Transgender and intersex people are still forced to undergo forced sterilisation before their gender identity is recognised in 12 EU countries.
Daniele Viotti, an Italian centre-left MEP, told EUobserver that Malta's engagement was important, "for the EU, and for us".
Viotti, who is a co-chair of the LGBT intergroup, a cross-party forum in the European Parliament aiming to advance LGBT rights, deplored the commission's back-seat approach and said activists were not strong enough to pressure their governments into implementing the list of actions.
"The street today is anti-establishment. I wouldn't rely on the people to advance our rights," he said, with reference to general moods.
He said he was often coaching young activists.
"I tell them: don't fear. If you cause an uproar from anti-gay forces, that means everything is ok and you are close to winning the battle," Viotti said.
"Maybe I should tell this to Jourova and Frans Timmermans [the commission's vice president in charge of fundamental rights] as well?"
He welcomed that Malta was taking a leading role on the rights of transgender and intersex people in the EU, whose have long been neglected.
"The role of politicians is always to advance new rights," Viotti said.
Marriage equality
Polls show that public support for LGBTI rights has grown in Malta, but that result was far from certain.
"They took a risk with the civil unions act.

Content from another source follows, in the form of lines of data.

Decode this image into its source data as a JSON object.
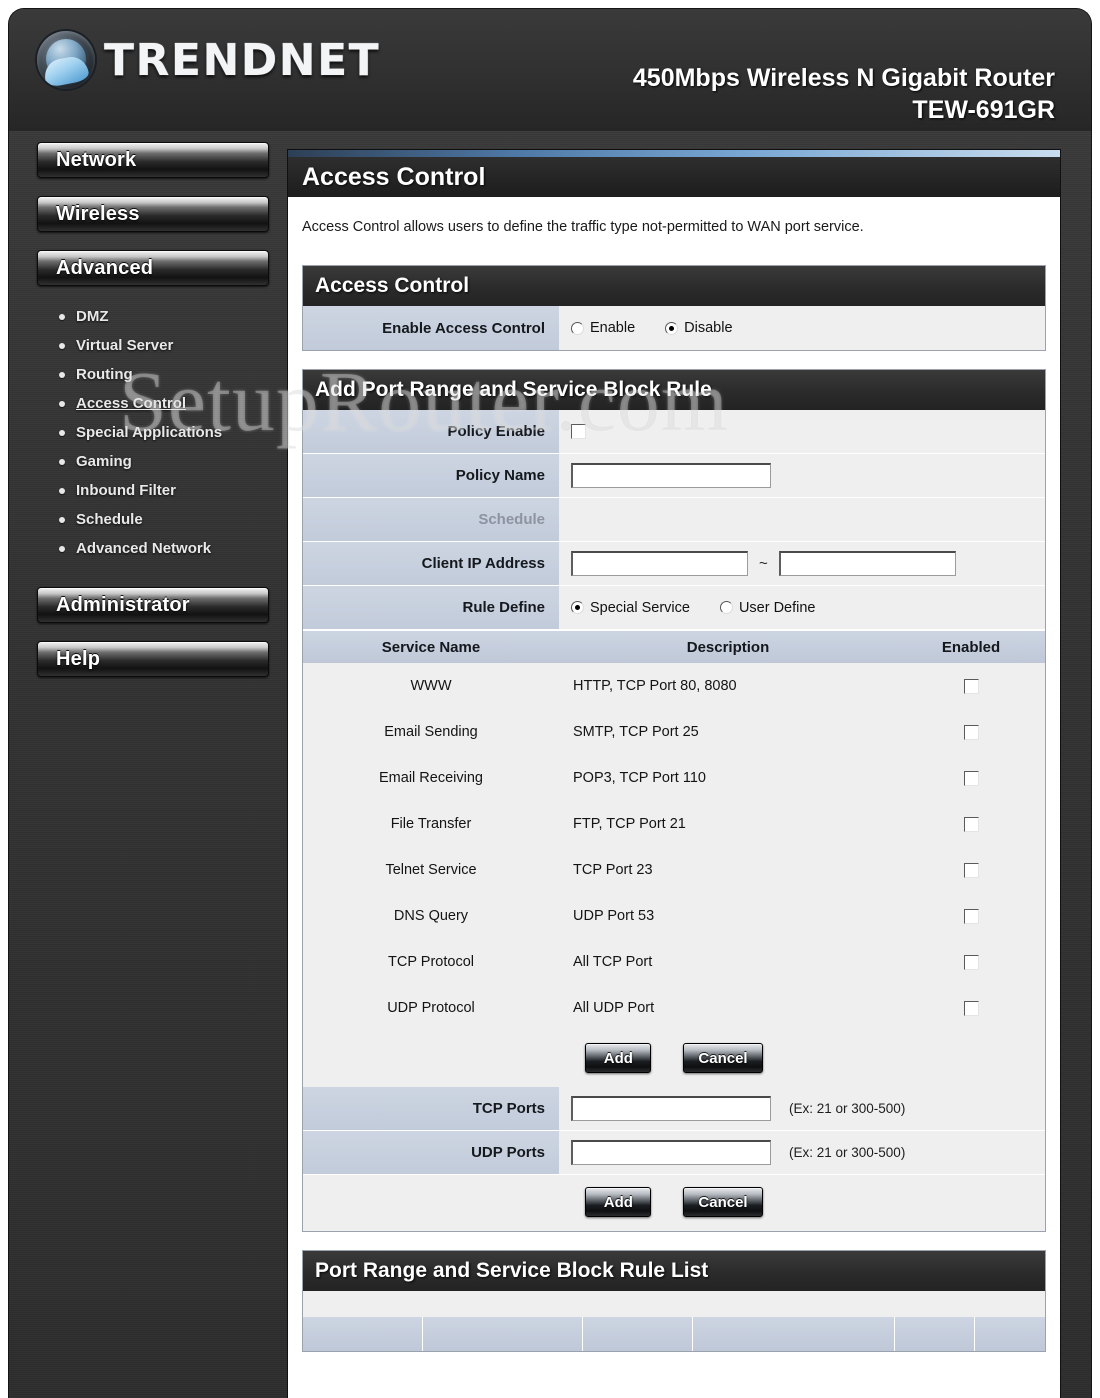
{
  "header": {
    "brand": "TRENDNET",
    "product_line": "450Mbps Wireless N Gigabit Router",
    "model": "TEW-691GR"
  },
  "watermark": "SetupRouter.com",
  "sidebar": {
    "buttons": [
      {
        "label": "Network"
      },
      {
        "label": "Wireless"
      },
      {
        "label": "Advanced"
      },
      {
        "label": "Administrator"
      },
      {
        "label": "Help"
      }
    ],
    "advanced_items": [
      {
        "label": "DMZ",
        "active": false
      },
      {
        "label": "Virtual Server",
        "active": false
      },
      {
        "label": "Routing",
        "active": false
      },
      {
        "label": "Access Control",
        "active": true
      },
      {
        "label": "Special Applications",
        "active": false
      },
      {
        "label": "Gaming",
        "active": false
      },
      {
        "label": "Inbound Filter",
        "active": false
      },
      {
        "label": "Schedule",
        "active": false
      },
      {
        "label": "Advanced Network",
        "active": false
      }
    ]
  },
  "page": {
    "title": "Access Control",
    "description": "Access Control allows users to define the traffic type not-permitted to WAN port service."
  },
  "access_control": {
    "section_title": "Access Control",
    "enable_label": "Enable Access Control",
    "option_enable": "Enable",
    "option_disable": "Disable",
    "selected": "Disable"
  },
  "add_rule": {
    "section_title": "Add Port Range and Service Block Rule",
    "policy_enable_label": "Policy Enable",
    "policy_enable_checked": false,
    "policy_name_label": "Policy Name",
    "policy_name_value": "",
    "schedule_label": "Schedule",
    "client_ip_label": "Client IP Address",
    "client_ip_start": "",
    "client_ip_end": "",
    "ip_separator": "~",
    "rule_define_label": "Rule Define",
    "rule_define_special": "Special Service",
    "rule_define_user": "User Define",
    "rule_define_selected": "Special Service",
    "service_table": {
      "columns": [
        "Service Name",
        "Description",
        "Enabled"
      ],
      "rows": [
        {
          "name": "WWW",
          "description": "HTTP, TCP Port 80, 8080",
          "enabled": false
        },
        {
          "name": "Email Sending",
          "description": "SMTP, TCP Port 25",
          "enabled": false
        },
        {
          "name": "Email Receiving",
          "description": "POP3, TCP Port 110",
          "enabled": false
        },
        {
          "name": "File Transfer",
          "description": "FTP, TCP Port 21",
          "enabled": false
        },
        {
          "name": "Telnet Service",
          "description": "TCP Port 23",
          "enabled": false
        },
        {
          "name": "DNS Query",
          "description": "UDP Port 53",
          "enabled": false
        },
        {
          "name": "TCP Protocol",
          "description": "All TCP Port",
          "enabled": false
        },
        {
          "name": "UDP Protocol",
          "description": "All UDP Port",
          "enabled": false
        }
      ]
    },
    "buttons_top": {
      "add": "Add",
      "cancel": "Cancel"
    },
    "tcp_ports_label": "TCP Ports",
    "tcp_ports_value": "",
    "tcp_ports_hint": "(Ex: 21 or 300-500)",
    "udp_ports_label": "UDP Ports",
    "udp_ports_value": "",
    "udp_ports_hint": "(Ex: 21 or 300-500)",
    "buttons_bottom": {
      "add": "Add",
      "cancel": "Cancel"
    }
  },
  "rule_list": {
    "section_title": "Port Range and Service Block Rule List"
  }
}
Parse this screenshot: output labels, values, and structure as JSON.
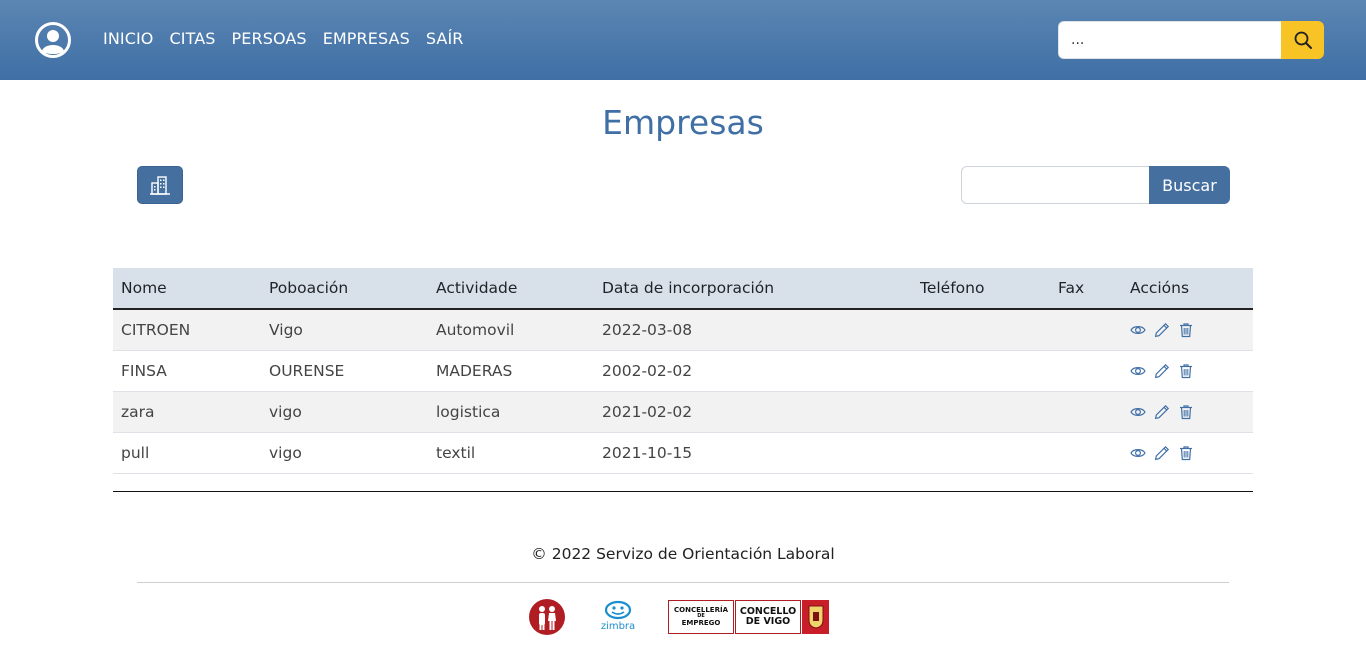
{
  "nav": {
    "links": [
      "INICIO",
      "CITAS",
      "PERSOAS",
      "EMPRESAS",
      "SAÍR"
    ],
    "search_value": "..."
  },
  "page": {
    "title": "Empresas",
    "search_placeholder": "",
    "search_button": "Buscar"
  },
  "table": {
    "columns": [
      "Nome",
      "Poboación",
      "Actividade",
      "Data de incorporación",
      "Teléfono",
      "Fax",
      "Accións"
    ],
    "rows": [
      {
        "nome": "CITROEN",
        "poboacion": "Vigo",
        "actividade": "Automovil",
        "data": "2022-03-08",
        "telefono": "",
        "fax": ""
      },
      {
        "nome": "FINSA",
        "poboacion": "OURENSE",
        "actividade": "MADERAS",
        "data": "2002-02-02",
        "telefono": "",
        "fax": ""
      },
      {
        "nome": "zara",
        "poboacion": "vigo",
        "actividade": "logistica",
        "data": "2021-02-02",
        "telefono": "",
        "fax": ""
      },
      {
        "nome": "pull",
        "poboacion": "vigo",
        "actividade": "textil",
        "data": "2021-10-15",
        "telefono": "",
        "fax": ""
      }
    ],
    "action_icons": [
      "eye-icon",
      "pencil-icon",
      "trash-icon"
    ]
  },
  "footer": {
    "copyright": "© 2022 Servizo de Orientación Laboral",
    "logos": {
      "zimbra": "zimbra",
      "concelleria_line1": "CONCELLERÍA",
      "concelleria_line2": "DE",
      "concelleria_line3": "EMPREGO",
      "concello_line1": "CONCELLO",
      "concello_line2": "DE VIGO"
    }
  },
  "colors": {
    "navbar": "#4a78aa",
    "accent": "#3f6fa5",
    "search_button": "#f7c325",
    "header_row": "#d8e1ea"
  }
}
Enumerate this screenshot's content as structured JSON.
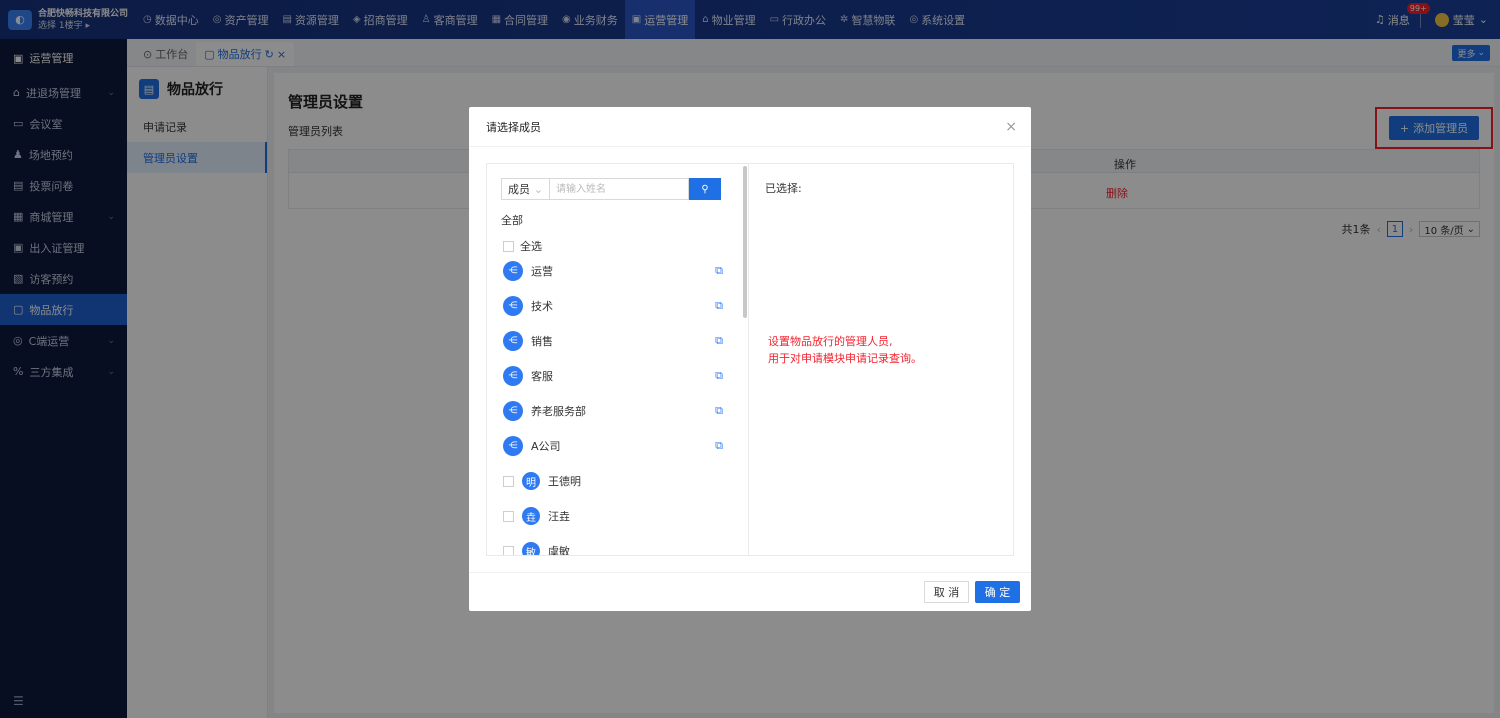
{
  "brand": {
    "name": "合肥快畅科技有限公司",
    "sub": "选择 1楼宇 ▸"
  },
  "nav": [
    {
      "label": "数据中心",
      "icon": "◷"
    },
    {
      "label": "资产管理",
      "icon": "◎"
    },
    {
      "label": "资源管理",
      "icon": "▤"
    },
    {
      "label": "招商管理",
      "icon": "◈"
    },
    {
      "label": "客商管理",
      "icon": "♙"
    },
    {
      "label": "合同管理",
      "icon": "▦"
    },
    {
      "label": "业务财务",
      "icon": "◉"
    },
    {
      "label": "运营管理",
      "icon": "▣"
    },
    {
      "label": "物业管理",
      "icon": "⌂"
    },
    {
      "label": "行政办公",
      "icon": "▭"
    },
    {
      "label": "智慧物联",
      "icon": "✲"
    },
    {
      "label": "系统设置",
      "icon": "◎"
    }
  ],
  "top_right": {
    "message": "消息",
    "badge": "99+",
    "user": "莹莹"
  },
  "sidebar": {
    "header": "运营管理",
    "items": [
      {
        "label": "进退场管理",
        "icon": "⌂",
        "chevron": true
      },
      {
        "label": "会议室",
        "icon": "▭"
      },
      {
        "label": "场地预约",
        "icon": "♟"
      },
      {
        "label": "投票问卷",
        "icon": "▤"
      },
      {
        "label": "商城管理",
        "icon": "▦",
        "chevron": true
      },
      {
        "label": "出入证管理",
        "icon": "▣"
      },
      {
        "label": "访客预约",
        "icon": "▧"
      },
      {
        "label": "物品放行",
        "icon": "▢"
      },
      {
        "label": "C端运营",
        "icon": "◎",
        "chevron": true
      },
      {
        "label": "三方集成",
        "icon": "%",
        "chevron": true
      }
    ],
    "bottom": "☰"
  },
  "tabs": [
    {
      "label": "工作台",
      "icon": "⊙"
    },
    {
      "label": "物品放行",
      "icon": "▢"
    }
  ],
  "more_label": "更多",
  "submenu": {
    "title": "物品放行",
    "items": [
      "申请记录",
      "管理员设置"
    ]
  },
  "content": {
    "title": "管理员设置",
    "list_label": "管理员列表",
    "add_button": "添加管理员",
    "ops_header": "操作",
    "delete": "删除",
    "total": "共1条",
    "page": "1",
    "page_size": "10 条/页"
  },
  "modal": {
    "title": "请选择成员",
    "search_type": "成员",
    "search_placeholder": "请输入姓名",
    "all": "全部",
    "select_all": "全选",
    "depts": [
      "运营",
      "技术",
      "销售",
      "客服",
      "养老服务部",
      "A公司"
    ],
    "members": [
      {
        "name": "王德明",
        "avatar": "明"
      },
      {
        "name": "汪垚",
        "avatar": "垚"
      },
      {
        "name": "虞敏",
        "avatar": "敏"
      }
    ],
    "selected_label": "已选择:",
    "note_line1": "设置物品放行的管理人员,",
    "note_line2": "用于对申请模块申请记录查询。",
    "cancel": "取 消",
    "ok": "确 定"
  },
  "colors": {
    "accent": "#1f6fe5",
    "topbar": "#1a3f99",
    "sidebar": "#0f1b3d",
    "danger": "#f5222d"
  }
}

Nobody knew what kind of reaction that would generate," said Gabi Calleja, a coordinator of the Malta Gay Rights Movement.
"But as the parliament was voting on the bill, a huge party broke out outside the building - nothing such had ever happened before! People who had been in the closet for years came to the square and said they had to be there," Calleja told EUobserver.
She said that Malta's small size - only 420,000 people live in the Mediterranean archipelago - had helped to change the mood of the country.
"Now, there are so many couples in civic unions, that a large part of the populations knows personally someone who benefited from the law," she said.
Helena Dalli told this website she had received "many bad comments" over her trailblazing work, but she didn't seem too concerned.
"I am confident that the Malta of my grand-children will be a liberal Malta where you will be appreciated for you as you are, what you do, contribute to society, whether you're white, black, gay, straight, trans, rich, or poor. We are now sowing those seeds, and I am not expecting results for tomorrow or in five years time - but I believe they will be there in one generation's time."
But as the minister is trying to change the EU, some would also like to change her country.
Malta has the strictest legislation on reproductive rights in the world. Access to safe and legal abortion remains a taboo. Last year, lawmakers tried to stop access to the morning-after pill, although they backtracked when faced with a public outrage.
LGBTI couples also have trouble accessing family planning: it being punishable by a prison sentence to donate eggs and sperm.
When asked by a delegation from Rainbow Rose - the associate LGBTI network of the Party of European Socialists (PES), of which Malta's Labour is part - what the government is doing to enhance women's rights, Helena Dalli said the government was working on an equality bill and a human rights commission.
"We are also implementing the Istanbul convention against gender-based violence," the minister said.